Fisher v. Fisher

It is conceded that the deceased, on July 8, 1931, executed, on a form furnished to him by the insurance company, an instrument for the purpose of changing the beneficiary named in his policy from Caroline Fisher (hereafter called the defendant) to Pearl Fisher, Myrtle Sanborn, Edward J. Fisher, and H.J. Fisher, and that this instrument was received by the company on July 30, 1931, and a notation made thereon, "Policy not received; file for any legal effect it may have."

In John Hancock Mutual Life Ins. Co. v. Jedynak, 250 Mich. 88,90, it was said:

"It is well settled that if the insured wanted to change the beneficiaries and endeavored, in a writing signed by her, to accomplish such purpose, and was only prevented by the original beneficiary refusing to turn over the policy and the declination of the insurer to grant her written request without production *Page 107 of the policy, a court of equity will accomplish the clear purpose of the insured and frustrate contrary designs."

Plaintiffs sought to prove that the defendant refused to turn over the policy to the deceased by the testimony of Edward J. Fisher, one of the beneficiaries named in the instrument sent to the insurance company. In my opinion, the trial court committed no error in admitting this testimony and in finding that the omission of the deceased to send the policy to the company was due to the refusal of defendant to deliver it to him. It is undisputed that the deceased and defendant were husband and wife and that they had separated. He went to his home to get his personal effects, and the question asked defendant by Edward, "Why don't you give him (his father) what belongs to him and you leave him alone and he will leave you alone?" and her answer thereto that he should mind his own business occurred at that time. While the deceased was then present and doubtless heard the question asked and the answer thereto, in my opinion the statute (3 Comp. Laws 1929, § 14219) did not render it inadmissible. This statute, which prevents opposite parties from testifying as to matters which, if true, were equally within the knowledge of the deceased, has been in force for many years in this State. It was considered by Justice CHRISTIANCY in Wright v. Wilson, 17 Mich. 192, 201 (decided in 1868). It was there said:

"But the principal object of this prohibition, we think, was to prevent a living party from obtaining an unequal advantage, from his own testimony, upon matters known only to himself and the deceased, or better known to them than to others, and of which the deceased party can, of course, no longer speak." *Page 108

This statement was quoted with approval in Downey v. Andrus,43 Mich. 65, 71. While the word "assigns" did not then appear in the law, its later inclusion cannot well be said to affect its purpose as therein stated.

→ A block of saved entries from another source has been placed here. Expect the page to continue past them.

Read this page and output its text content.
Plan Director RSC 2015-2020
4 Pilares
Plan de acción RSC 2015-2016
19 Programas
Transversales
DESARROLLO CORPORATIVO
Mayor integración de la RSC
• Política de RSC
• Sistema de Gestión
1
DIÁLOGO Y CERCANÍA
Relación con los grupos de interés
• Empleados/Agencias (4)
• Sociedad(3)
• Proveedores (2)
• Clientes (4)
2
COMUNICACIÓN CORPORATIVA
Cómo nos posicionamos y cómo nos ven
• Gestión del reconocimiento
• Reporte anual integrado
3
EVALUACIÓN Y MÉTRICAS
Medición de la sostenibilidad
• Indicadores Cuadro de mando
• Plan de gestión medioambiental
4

Statutes enacted for the same purpose have been construed in a similar manner in other States. In Wadsworth v. Heermans,85 N.Y. 639, 641, it was said that:

"The spirit and purpose of this provision of the code (section 829) is equality, to prevent undue advantage; and that purpose should be kept in view when border questions arise and lines of distinction are to be drawn."

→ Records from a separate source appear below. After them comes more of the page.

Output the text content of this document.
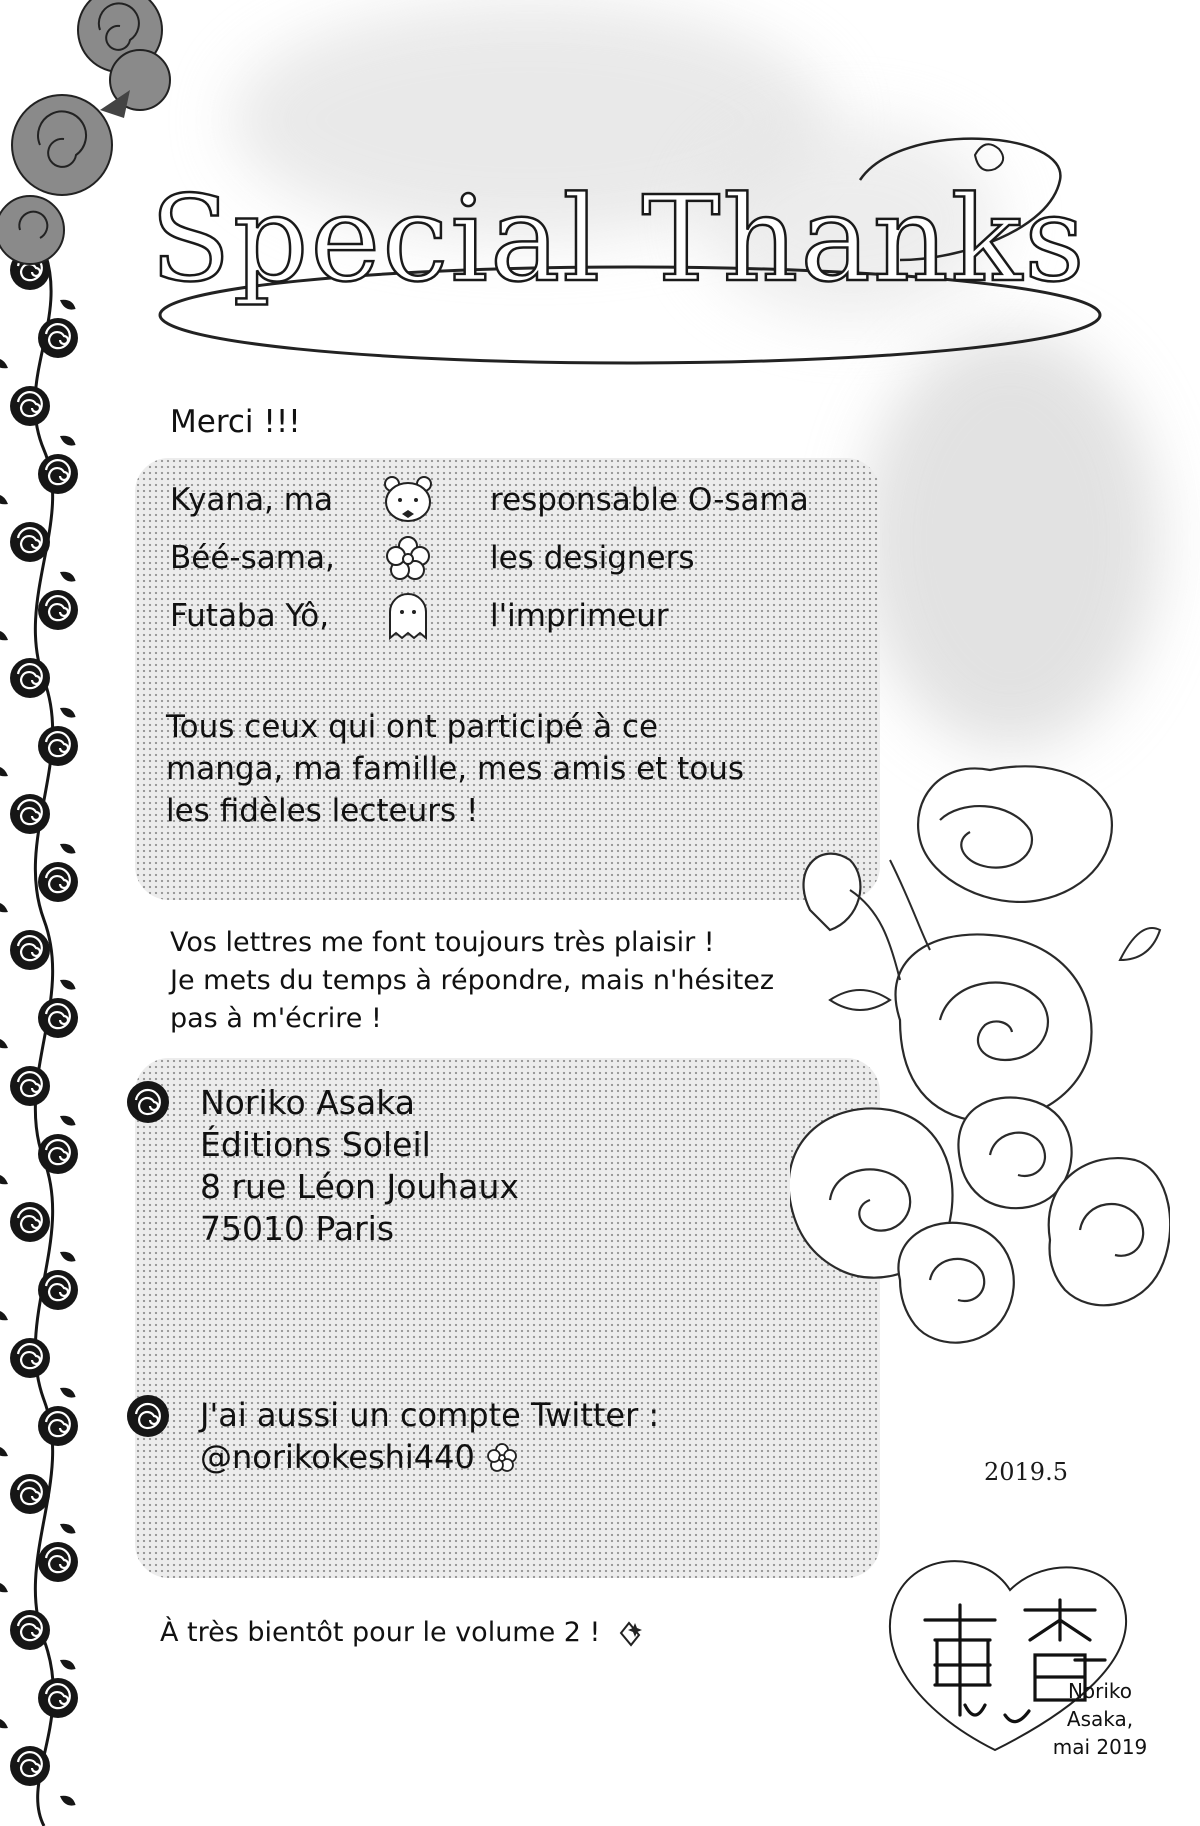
Special Thanks
Merci !!!
Kyana, ma	responsable O-sama
Béé-sama,	les designers
Futaba Yô,	l'imprimeur
Tous ceux qui ont participé à ce
manga, ma famille, mes amis et tous
les fidèles lecteurs !
Vos lettres me font toujours très plaisir !
Je mets du temps à répondre, mais n'hésitez
pas à m'écrire !
Noriko Asaka
Éditions Soleil
8 rue Léon Jouhaux
75010 Paris
J'ai aussi un compte Twitter :
@norikokeshi440
À très bientôt pour le volume 2 !
2019.5
Noriko
Asaka,
mai 2019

In First Nat'l Bank v. Warner, 17 N.D. 76, 80 (114 N.W. 1085,1086, 17 Ann. Cas. 213), it was said:

"The reason of the rule laid down in said section is to protect the estates of decedents from false testimony which attributes to a deceased party statements or acts concerning which he cannot testify by reason of his death. A transaction, as used in this section, means a transaction in which the decedent took part and was a party to and participated in."

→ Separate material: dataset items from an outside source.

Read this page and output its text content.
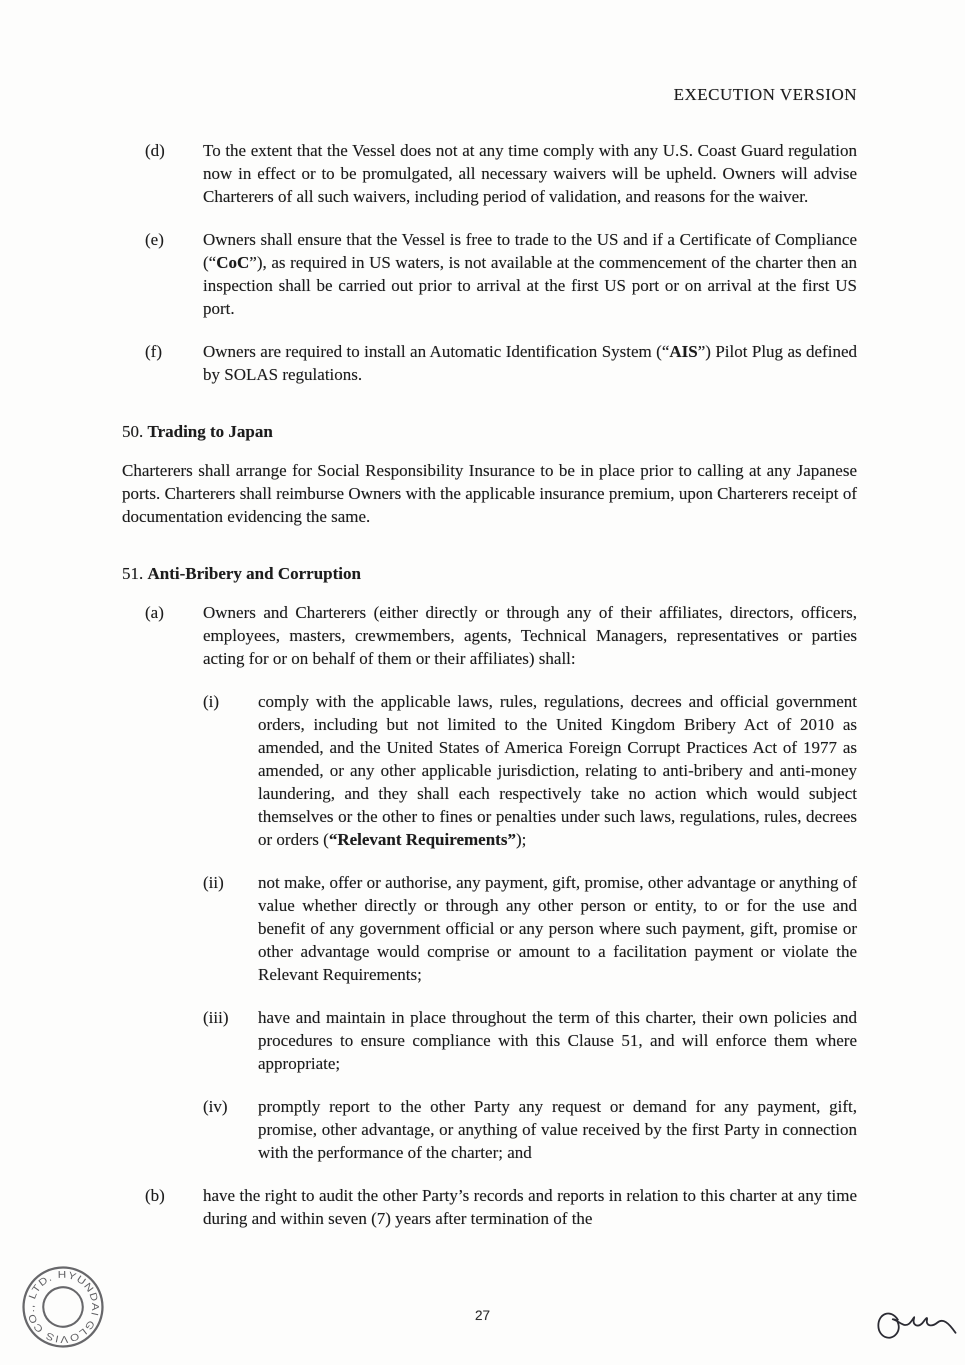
EXECUTION VERSION
(d) To the extent that the Vessel does not at any time comply with any U.S. Coast Guard regulation now in effect or to be promulgated, all necessary waivers will be upheld. Owners will advise Charterers of all such waivers, including period of validation, and reasons for the waiver.
(e) Owners shall ensure that the Vessel is free to trade to the US and if a Certificate of Compliance (“CoC”), as required in US waters, is not available at the commencement of the charter then an inspection shall be carried out prior to arrival at the first US port or on arrival at the first US port.
(f) Owners are required to install an Automatic Identification System (“AIS”) Pilot Plug as defined by SOLAS regulations.
50. Trading to Japan
Charterers shall arrange for Social Responsibility Insurance to be in place prior to calling at any Japanese ports. Charterers shall reimburse Owners with the applicable insurance premium, upon Charterers receipt of documentation evidencing the same.
51. Anti-Bribery and Corruption
(a) Owners and Charterers (either directly or through any of their affiliates, directors, officers, employees, masters, crewmembers, agents, Technical Managers, representatives or parties acting for or on behalf of them or their affiliates) shall:
(i) comply with the applicable laws, rules, regulations, decrees and official government orders, including but not limited to the United Kingdom Bribery Act of 2010 as amended, and the United States of America Foreign Corrupt Practices Act of 1977 as amended, or any other applicable jurisdiction, relating to anti-bribery and anti-money laundering, and they shall each respectively take no action which would subject themselves or the other to fines or penalties under such laws, regulations, rules, decrees or orders (“Relevant Requirements”);
(ii) not make, offer or authorise, any payment, gift, promise, other advantage or anything of value whether directly or through any other person or entity, to or for the use and benefit of any government official or any person where such payment, gift, promise or other advantage would comprise or amount to a facilitation payment or violate the Relevant Requirements;
(iii) have and maintain in place throughout the term of this charter, their own policies and procedures to ensure compliance with this Clause 51, and will enforce them where appropriate;
(iv) promptly report to the other Party any request or demand for any payment, gift, promise, other advantage, or anything of value received by the first Party in connection with the performance of the charter; and
(b) have the right to audit the other Party’s records and reports in relation to this charter at any time during and within seven (7) years after termination of the
HYUNDAI GLOVIS CO., LTD.
27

It has also been said that "To warrant the exclusion, the disqualification must clearly appear and not be a matter of inference." 1 Abbott's Trial Evidence (4th Ed.), p. 114.

We have discovered no authority directly in point. The cases cited and relied on by defendant (Wallace v. Fraternal MysticCircle, 127 Mich. 387; Great Camp K. O. T. M. v. Savage,135 Mich. 459; Shepard v. Shepard, 164 Mich. 183; andPerfect Cleaners Dyers v. Kirschbaum, 257 Mich. 430) all refer to statements made by deceased on which rights were sought to be founded. In this case no reliance is *Page 109 placed upon any such statement. That which is relied upon to prove that defendant refused to deliver the policy to the deceased is her answer to a question put to her by Edward. While made in the presence of the deceased, I can see no reason for the application of the statute to its admission. The deceased, while present, took no part in the conversation. Its purpose was to account for the failure of the deceased to forward the policy to the company with his request for a change of beneficiary.

The decree is affirmed, with costs to appellees.

CLARK, POTTER, NORTH, WIEST, and BUTZEL, JJ., concurred with SHARPE, J. FEAD, J., did not sit.